La Chine et les Etats-Unis, dont nous dépendons technologiquement, se sont toujours distingués de ce fonctionnement. L’IRA, adopté cet hiver par nos voisins Outre-Atlantique, en est l’exemple le plus récent.
Plus de 400 milliards d’euros ont été injectés dans l’économie locale, pour doper la production états-unienne de semi-conducteurs et construire à domicile. Le levier utilisé par les Etats-Unis, n’est ni la liberté d’entreprendre, ni la liberté d’investir.

C’est bien le soutien à la consommation des ménages qui est au cœur de ce plan, et une conditionnalité des aides publiques à l’achat de produits issus du territoire. A court terme, les Etats Unis débloquent des aides d’Etat ; à long terme, ils s’assurent une souveraineté technologique, industrielle, et énergétique.

La réponse européenne s’est faite timide face à l’IRA. Par le règlement européen NZIA, quelques aides d’Etat seront autorisées, mais le maître-mot et l’objectif restent axés sur le court terme : attirer les investisseurs, sans réellement poser les bases de leur installation pérenne.

Le projet de loi que nous examinons est une émanation de ce règlement, qui ne fait en réalité que reprendre les recettes habituelles qui n’ont guéri aucun des maux industriels français. Un nouveau crédit d’impôt est sur les rails, là encore des cadeaux fiscaux sans contrepartie qui n’empêcheront pas les délocalisations.

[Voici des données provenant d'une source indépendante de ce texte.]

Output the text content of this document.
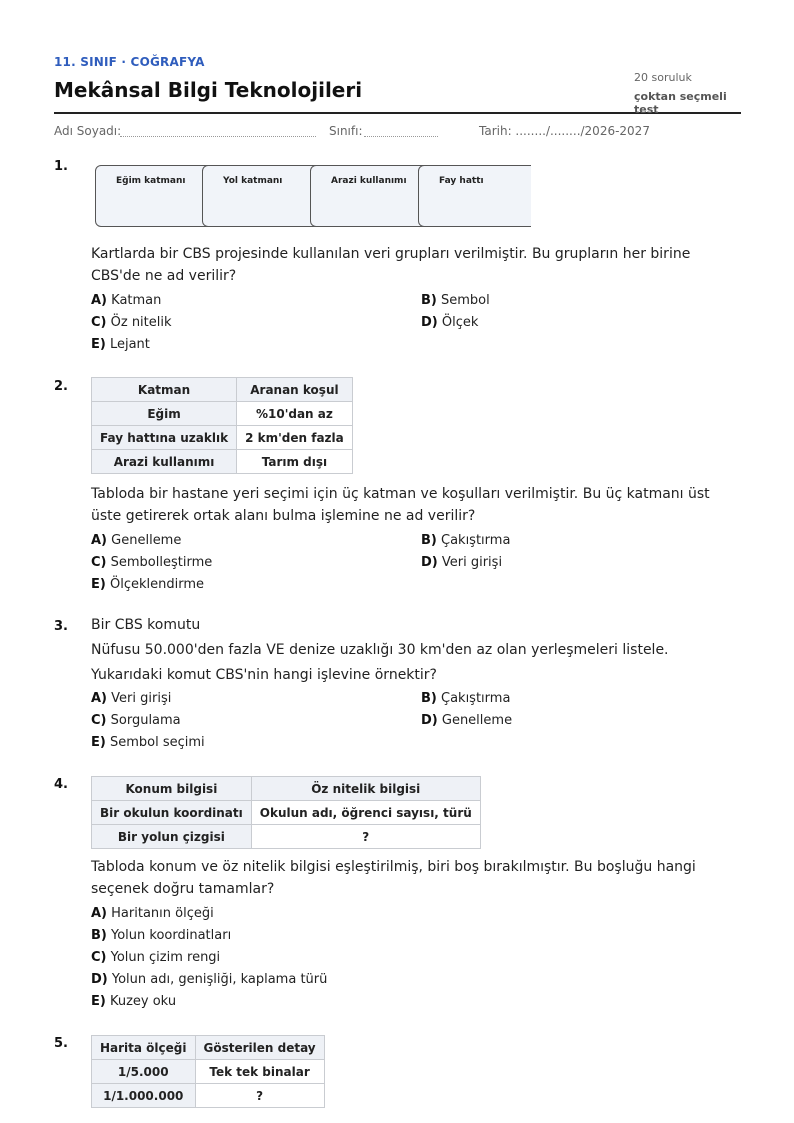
11. SINIF · COĞRAFYA
Mekânsal Bilgi Teknolojileri
20 soruluk
çoktan seçmeli test
Adı Soyadı:	Sınıfı:	Tarih: ......../......../2026-2027
1.
Eğim katmanı	Yol katmanı	Arazi kullanımı	Fay hattı
Kartlarda bir CBS projesinde kullanılan veri grupları verilmiştir. Bu grupların her birine CBS'de ne ad verilir?
A) Katman	B) Sembol
C) Öz nitelik	D) Ölçek
E) Lejant
2.	Katman	Aranan koşul
Eğim	%10'dan az
Fay hattına uzaklık	2 km'den fazla
Arazi kullanımı	Tarım dışı
Tabloda bir hastane yeri seçimi için üç katman ve koşulları verilmiştir. Bu üç katmanı üst üste getirerek ortak alanı bulma işlemine ne ad verilir?
A) Genelleme	B) Çakıştırma
C) Sembolleştirme	D) Veri girişi
E) Ölçeklendirme
3. Bir CBS komutu
Nüfusu 50.000'den fazla VE denize uzaklığı 30 km'den az olan yerleşmeleri listele.
Yukarıdaki komut CBS'nin hangi işlevine örnektir?
A) Veri girişi	B) Çakıştırma
C) Sorgulama	D) Genelleme
E) Sembol seçimi
4.	Konum bilgisi	Öz nitelik bilgisi
Bir okulun koordinatı	Okulun adı, öğrenci sayısı, türü
Bir yolun çizgisi	?
Tabloda konum ve öz nitelik bilgisi eşleştirilmiş, biri boş bırakılmıştır. Bu boşluğu hangi seçenek doğru tamamlar?
A) Haritanın ölçeği
B) Yolun koordinatları
C) Yolun çizim rengi
D) Yolun adı, genişliği, kaplama türü
E) Kuzey oku
5.	Harita ölçeği	Gösterilen detay
1/5.000	Tek tek binalar
1/1.000.000	?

Aucun bilan concret n’est tiré de cette politique qui a été la vôtre, dans la continuité de vos prédécesseurs. Quant aux parfaits coupables, ils sont tous trouvés : les délais administratifs, et les objectifs environnementaux de la France seraient les seuls responsables du retard industriel français.

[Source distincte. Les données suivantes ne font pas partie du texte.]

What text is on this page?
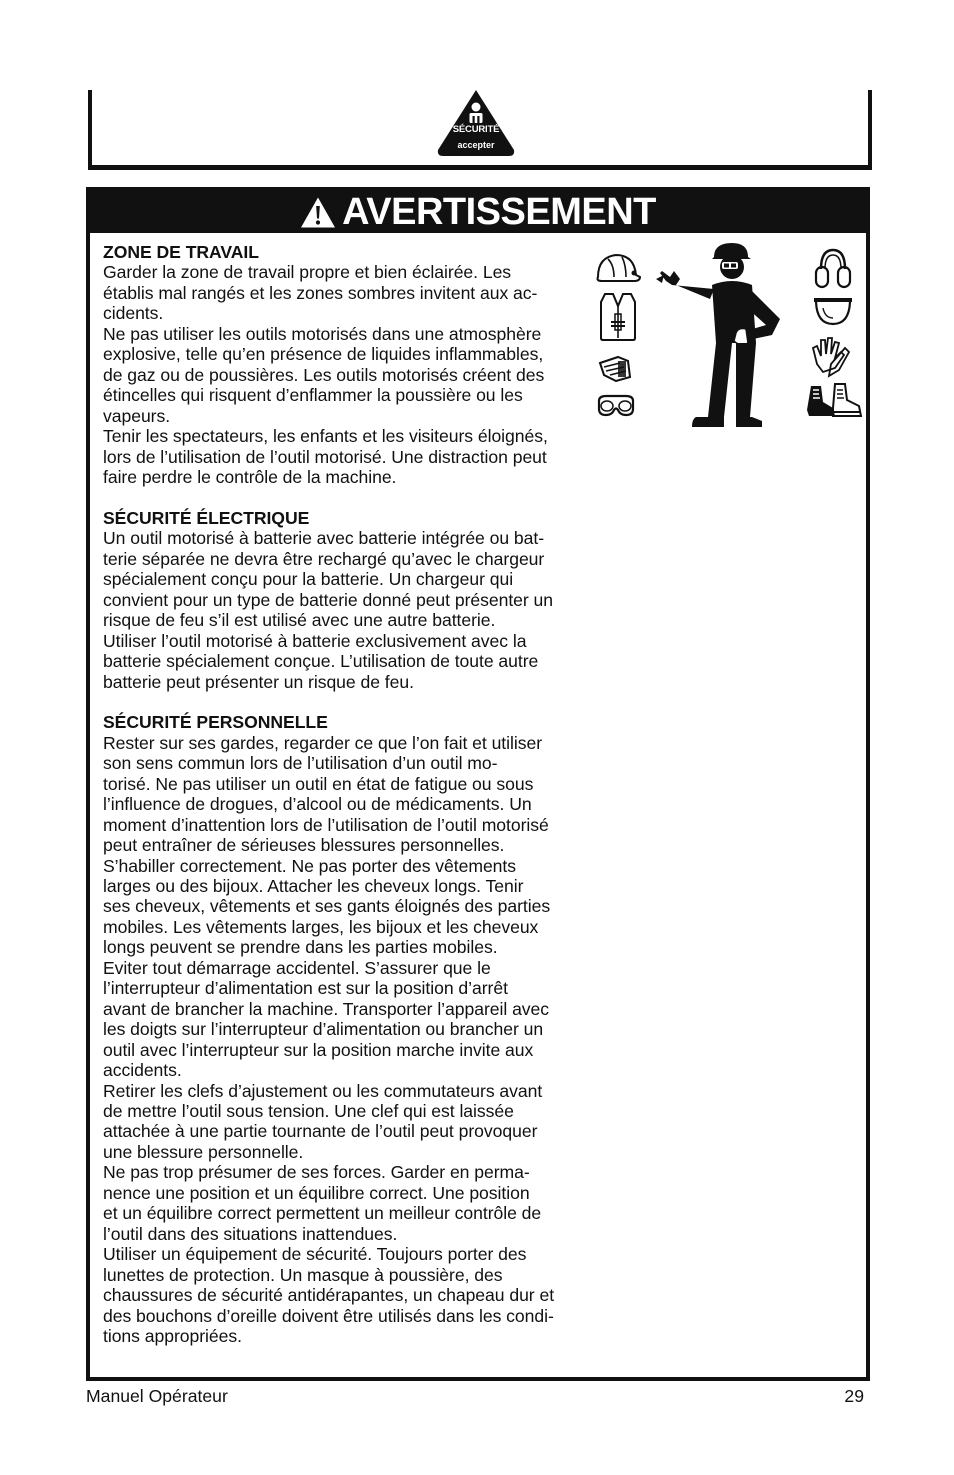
SÉCURITÉ
accepter
AVERTISSEMENT

ZONE DE TRAVAIL

Garder la zone de travail propre et bien éclairée. Les

établis mal rangés et les zones sombres invitent aux ac-

cidents.

Ne pas utiliser les outils motorisés dans une atmosphère

explosive, telle qu’en présence de liquides inflammables,

de gaz ou de poussières. Les outils motorisés créent des

étincelles qui risquent d’enflammer la poussière ou les

vapeurs.

Tenir les spectateurs, les enfants et les visiteurs éloignés,

lors de l’utilisation de l’outil motorisé. Une distraction peut

faire perdre le contrôle de la machine.

SÉCURITÉ ÉLECTRIQUE

Un outil motorisé à batterie avec batterie intégrée ou bat-

terie séparée ne devra être rechargé qu’avec le chargeur

spécialement conçu pour la batterie. Un chargeur qui

convient pour un type de batterie donné peut présenter un

risque de feu s’il est utilisé avec une autre batterie.

Utiliser l’outil motorisé à batterie exclusivement avec la

batterie spécialement conçue. L’utilisation de toute autre

batterie peut présenter un risque de feu.

SÉCURITÉ PERSONNELLE

Rester sur ses gardes, regarder ce que l’on fait et utiliser

son sens commun lors de l’utilisation d’un outil mo-

torisé. Ne pas utiliser un outil en état de fatigue ou sous

l’influence de drogues, d’alcool ou de médicaments. Un

moment d’inattention lors de l’utilisation de l’outil motorisé

peut entraîner de sérieuses blessures personnelles.

S’habiller correctement. Ne pas porter des vêtements

larges ou des bijoux. Attacher les cheveux longs. Tenir

ses cheveux, vêtements et ses gants éloignés des parties

mobiles. Les vêtements larges, les bijoux et les cheveux

longs peuvent se prendre dans les parties mobiles.

Eviter tout démarrage accidentel. S’assurer que le

l’interrupteur d’alimentation est sur la position d’arrêt

avant de brancher la machine. Transporter l’appareil avec

les doigts sur l’interrupteur d’alimentation ou brancher un

outil avec l’interrupteur sur la position marche invite aux

accidents.

Retirer les clefs d’ajustement ou les commutateurs avant

de mettre l’outil sous tension. Une clef qui est laissée

attachée à une partie tournante de l’outil peut provoquer

une blessure personnelle.

Ne pas trop présumer de ses forces. Garder en perma-

nence une position et un équilibre correct. Une position

et un équilibre correct permettent un meilleur contrôle de

l’outil dans des situations inattendues.

Utiliser un équipement de sécurité. Toujours porter des

lunettes de protection. Un masque à poussière, des

chaussures de sécurité antidérapantes, un chapeau dur et

des bouchons d’oreille doivent être utilisés dans les condi-

tions appropriées.

Manuel Opérateur	29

Face à un Président de la République qui appelle à une pause réglementaire européenne, le groupe CRCE appelle à poser les bonnes questions. Combien de milliards d’euros d’exonérations fiscales aux entreprises ont été accordées, pour combien de créations nettes d’emploi ?

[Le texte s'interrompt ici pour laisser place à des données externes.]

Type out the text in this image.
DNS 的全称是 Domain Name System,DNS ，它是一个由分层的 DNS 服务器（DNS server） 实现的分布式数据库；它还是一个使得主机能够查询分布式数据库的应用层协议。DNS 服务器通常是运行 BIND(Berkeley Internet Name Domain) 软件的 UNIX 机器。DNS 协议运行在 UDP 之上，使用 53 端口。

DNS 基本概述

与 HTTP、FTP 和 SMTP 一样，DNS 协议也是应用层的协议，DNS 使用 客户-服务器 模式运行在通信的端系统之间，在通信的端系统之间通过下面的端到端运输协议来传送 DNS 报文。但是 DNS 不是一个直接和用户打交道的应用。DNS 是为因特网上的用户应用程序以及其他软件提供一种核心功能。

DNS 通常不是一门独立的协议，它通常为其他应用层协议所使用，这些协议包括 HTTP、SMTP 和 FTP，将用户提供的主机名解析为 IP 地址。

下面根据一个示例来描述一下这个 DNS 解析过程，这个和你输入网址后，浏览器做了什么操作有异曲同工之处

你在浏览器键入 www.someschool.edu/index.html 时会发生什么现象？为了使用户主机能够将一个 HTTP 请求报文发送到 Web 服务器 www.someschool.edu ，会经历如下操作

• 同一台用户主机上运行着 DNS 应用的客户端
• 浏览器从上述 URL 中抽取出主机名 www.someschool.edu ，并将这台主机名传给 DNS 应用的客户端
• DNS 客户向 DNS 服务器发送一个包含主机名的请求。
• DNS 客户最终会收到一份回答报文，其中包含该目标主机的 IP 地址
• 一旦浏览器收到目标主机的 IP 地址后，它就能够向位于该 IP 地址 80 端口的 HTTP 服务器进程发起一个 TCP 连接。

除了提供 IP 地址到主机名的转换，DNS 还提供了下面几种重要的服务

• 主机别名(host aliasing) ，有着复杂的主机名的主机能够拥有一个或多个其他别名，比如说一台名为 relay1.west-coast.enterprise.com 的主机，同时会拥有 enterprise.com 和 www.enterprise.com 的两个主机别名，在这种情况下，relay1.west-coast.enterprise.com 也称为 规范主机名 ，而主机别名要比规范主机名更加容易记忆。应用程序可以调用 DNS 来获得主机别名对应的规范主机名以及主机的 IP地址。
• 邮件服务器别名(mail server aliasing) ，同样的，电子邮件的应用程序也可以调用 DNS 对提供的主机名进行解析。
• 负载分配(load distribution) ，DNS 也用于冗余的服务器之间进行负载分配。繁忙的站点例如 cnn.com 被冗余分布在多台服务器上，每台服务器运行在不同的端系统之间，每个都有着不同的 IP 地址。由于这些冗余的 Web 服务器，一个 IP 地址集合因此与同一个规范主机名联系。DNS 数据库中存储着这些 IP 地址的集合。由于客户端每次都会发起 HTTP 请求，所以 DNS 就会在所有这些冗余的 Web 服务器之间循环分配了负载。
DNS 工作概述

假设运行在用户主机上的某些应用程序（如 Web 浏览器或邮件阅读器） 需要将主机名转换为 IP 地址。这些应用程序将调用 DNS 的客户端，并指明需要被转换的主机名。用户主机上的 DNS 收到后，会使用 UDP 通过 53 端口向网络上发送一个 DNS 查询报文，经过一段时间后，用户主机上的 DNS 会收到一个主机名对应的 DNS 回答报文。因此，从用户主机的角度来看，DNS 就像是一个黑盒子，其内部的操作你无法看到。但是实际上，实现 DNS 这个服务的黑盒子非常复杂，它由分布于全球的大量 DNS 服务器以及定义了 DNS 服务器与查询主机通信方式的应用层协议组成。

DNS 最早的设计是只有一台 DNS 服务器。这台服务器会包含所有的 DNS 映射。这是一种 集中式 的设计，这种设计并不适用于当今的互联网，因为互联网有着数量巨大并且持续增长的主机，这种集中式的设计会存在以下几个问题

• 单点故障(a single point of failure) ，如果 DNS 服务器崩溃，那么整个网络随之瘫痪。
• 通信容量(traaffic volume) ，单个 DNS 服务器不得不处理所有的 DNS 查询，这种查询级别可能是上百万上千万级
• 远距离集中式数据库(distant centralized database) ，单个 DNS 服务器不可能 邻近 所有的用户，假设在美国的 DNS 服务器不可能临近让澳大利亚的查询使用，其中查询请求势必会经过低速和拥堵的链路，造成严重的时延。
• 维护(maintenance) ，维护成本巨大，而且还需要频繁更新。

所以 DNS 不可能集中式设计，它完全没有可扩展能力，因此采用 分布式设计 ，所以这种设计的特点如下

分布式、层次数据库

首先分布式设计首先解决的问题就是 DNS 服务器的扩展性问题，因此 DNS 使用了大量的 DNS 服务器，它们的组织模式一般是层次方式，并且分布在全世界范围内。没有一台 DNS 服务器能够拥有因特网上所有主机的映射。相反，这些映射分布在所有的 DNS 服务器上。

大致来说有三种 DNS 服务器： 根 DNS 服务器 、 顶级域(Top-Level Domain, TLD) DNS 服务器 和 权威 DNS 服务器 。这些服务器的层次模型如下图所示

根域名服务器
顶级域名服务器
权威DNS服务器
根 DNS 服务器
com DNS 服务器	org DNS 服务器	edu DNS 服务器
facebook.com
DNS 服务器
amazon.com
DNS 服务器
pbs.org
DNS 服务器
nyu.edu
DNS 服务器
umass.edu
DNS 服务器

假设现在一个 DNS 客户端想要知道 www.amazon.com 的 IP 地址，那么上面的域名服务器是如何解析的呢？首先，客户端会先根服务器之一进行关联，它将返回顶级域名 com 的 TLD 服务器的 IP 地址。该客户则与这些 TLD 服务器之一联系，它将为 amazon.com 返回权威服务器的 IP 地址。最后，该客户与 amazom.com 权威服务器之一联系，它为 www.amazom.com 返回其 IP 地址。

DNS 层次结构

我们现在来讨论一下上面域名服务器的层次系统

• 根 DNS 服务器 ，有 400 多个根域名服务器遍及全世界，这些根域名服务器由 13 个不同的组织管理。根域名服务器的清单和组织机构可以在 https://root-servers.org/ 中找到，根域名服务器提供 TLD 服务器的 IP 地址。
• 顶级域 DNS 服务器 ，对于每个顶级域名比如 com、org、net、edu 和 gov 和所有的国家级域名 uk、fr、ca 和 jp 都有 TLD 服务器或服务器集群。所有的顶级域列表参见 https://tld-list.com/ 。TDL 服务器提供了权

Comment ce texte entend-il sécuriser la production en France, empêcher les délocalisations et les réductions des activités dites moins rentables, comme la recherche et le développement ?
Monsieur le Ministre, les objectifs de réindustrialisation doivent être clairs : quelles usines, quelles filières, et quels emplois pour la France ?

La question que pose ce texte, ce n’est pas celle de l’industrie verte, c’est plutôt celle de l’industrie de l’énergie verte. Mais qu’adviendra-t-il de notre industrie en général, et de sa décarbonation ?

Pourquoi ne pas commencer par donner de la force à l’existant, comme Photowatt, filiale d’EDF qui construit des panneaux solaires, pourquoi continuer à approvisionner la France en panneaux solaires chinois ?

Autre aspect essentiel, complètement absent dans ce texte : la formation, mise à mal par vos réformes austéritaires, et sans laquelle le pays ne développera aucun des savoir-faire techniques et technologiques qui conditionnent toute reprise industrielle.

Quant aux droits des travailleurs et travailleuses, que ce gouvernement a malmenés en leur imposant une réforme des retraites injuste et largement impopulaire, ils doivent être protégés, renforcés, dans toute la chaîne de production, des donneurs d’ordres aux sous-traitants.

Là encore, votre texte ne mentionne aucun engagement ni condition publique en matière d’emploi.
Nous combattons, Monsieur le Ministre, l’idée que des incitations fiscales suffiraient à réindustrialiser le pays, tout comme nous rejetons toute vision dans laquelle la protection de l’environnement ne serait qu’une variable d’ajustement de l’économie.

Nous vous ferons des propositions pour enrichir le texte, et conditionnerons notre vote au traitement qui sera réservé à nos amendements.